Мы повстречали Машу в Варшаве, там она руководила нашей главной подпольной типографией. Именно она редактировала все листовки, прокламации и манифесты, что так подстегивали волнения масс, вызвали к жизни столько забастовок и произвели такие опустошения. Ей был присущ ораторский талант самого площадного свойства, и никто лучше нее не умел обращаться к низким инстинктам толпы. Ее раскаленная риторика была убийственна. Маша так подбирала и подтасовывала факты, что выходило и доступно, и зажигательно. Умела распалить фанатизм толпы, напоминая, сколько жертв принесено там-то и там-то и еще вон там ради справедливости народной идеи, славя борцов, в такой-то день погибших на баррикаде в том или ином квартале, и перечисляя имена тех, кто предпочел умереть во тьме застенка, но остался верен рабочему классу. Она не забывала упомянуть и о множестве обидных замечаний, какие каждому фабричному то и дело приходилось выслушивать от начальства, — тут она становилась проникновенно злоязычной, как баба у плетня, и, как правило, именно этот перечень мелких оскорблений становился той последней каплей, что побуждала трудяг примыкать к нашему движению.

В интимной обстановке, рядом с Женомором, это было совсем другое создание. Маша становилась вульгарной, слезливой, чувствительной и жадной до простейших утех, а потому Женомор ее очень мучил.

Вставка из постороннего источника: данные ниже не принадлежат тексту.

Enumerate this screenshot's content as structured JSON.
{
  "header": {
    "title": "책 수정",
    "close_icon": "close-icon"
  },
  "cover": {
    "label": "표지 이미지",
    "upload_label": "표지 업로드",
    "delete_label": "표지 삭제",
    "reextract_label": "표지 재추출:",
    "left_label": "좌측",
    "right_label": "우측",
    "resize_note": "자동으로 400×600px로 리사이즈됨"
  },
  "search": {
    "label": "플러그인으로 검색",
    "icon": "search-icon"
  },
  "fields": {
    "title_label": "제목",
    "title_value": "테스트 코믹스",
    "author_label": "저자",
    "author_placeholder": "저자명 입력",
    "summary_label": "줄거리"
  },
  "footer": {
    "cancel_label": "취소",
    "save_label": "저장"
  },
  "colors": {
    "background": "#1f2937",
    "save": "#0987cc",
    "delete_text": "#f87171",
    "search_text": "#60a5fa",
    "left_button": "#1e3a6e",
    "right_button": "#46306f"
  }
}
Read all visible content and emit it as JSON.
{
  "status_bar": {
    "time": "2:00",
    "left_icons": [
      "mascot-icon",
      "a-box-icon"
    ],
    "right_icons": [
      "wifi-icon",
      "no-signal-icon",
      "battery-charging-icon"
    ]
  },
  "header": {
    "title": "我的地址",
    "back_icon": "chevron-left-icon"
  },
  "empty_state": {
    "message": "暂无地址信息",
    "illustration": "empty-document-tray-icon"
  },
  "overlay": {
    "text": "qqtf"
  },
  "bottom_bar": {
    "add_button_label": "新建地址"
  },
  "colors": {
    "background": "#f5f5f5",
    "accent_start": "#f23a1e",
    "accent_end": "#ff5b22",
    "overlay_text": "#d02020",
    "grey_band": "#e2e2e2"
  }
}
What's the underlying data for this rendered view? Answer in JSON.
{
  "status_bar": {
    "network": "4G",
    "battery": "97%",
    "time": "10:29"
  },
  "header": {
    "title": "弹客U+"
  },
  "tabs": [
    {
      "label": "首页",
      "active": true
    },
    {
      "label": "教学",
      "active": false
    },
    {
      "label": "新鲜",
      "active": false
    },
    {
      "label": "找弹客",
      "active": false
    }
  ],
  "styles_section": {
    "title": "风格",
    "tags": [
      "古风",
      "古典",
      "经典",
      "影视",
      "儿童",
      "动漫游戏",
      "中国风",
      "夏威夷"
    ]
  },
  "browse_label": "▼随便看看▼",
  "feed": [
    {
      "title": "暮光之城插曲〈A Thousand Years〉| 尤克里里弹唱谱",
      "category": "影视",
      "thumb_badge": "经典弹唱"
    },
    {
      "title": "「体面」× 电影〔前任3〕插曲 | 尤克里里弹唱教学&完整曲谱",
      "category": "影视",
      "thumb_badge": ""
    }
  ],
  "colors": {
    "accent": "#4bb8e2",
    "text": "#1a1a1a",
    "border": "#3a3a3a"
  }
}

Маша и Женомор выглядели престранной парой. Она громоздкая, мощная, решительная, с мужскими ухватками — этакая игривая бой — баба, если бы не волнующий изгиб шеи, не птичья головка, неподвижный взгляд, бледность, не губы, очерченные так, что их разрез казался разрывом (настоящая пасть вампирши!), и он — маленький, худосочный, хромой, преждевременно постаревший, с выцветшими стертыми чертами костистого лица, с томнотягучими жестами и внезапными громоподобными взрывами демонического смеха, от которых его аж шатало. Я еще мог бы понять, если б Машу к этому задохлику толкал извращенный материнский инстинкт, заставляя ухаживать за ним, убаюкивать это злобное существо, укачивать, что было сил сжимать в объятиях, но к чему все это было Женомору, всегда презиравшему женщин? Ускользала от моего понимания и логика внезапных скачков его настроения, когда он на моих глазах вскакивал и бросался на нее с оскорблениями, унижал ее и всячески третировал, частенько даже бил. Казалось, он был движим заурядной жестокостью. Лишь гораздо позже, когда Маше захотелось иметь от него ребенка, я убедился, что любовь есть род опасной интоксикации, не более чем грех, порок, который хочется разделить на двоих, а когда один из них не на шутку попадается в этот капкан, другой зачастую становится только его соучастником, жертвой или одержимым безумцем. Таким одержимым и был Женомор.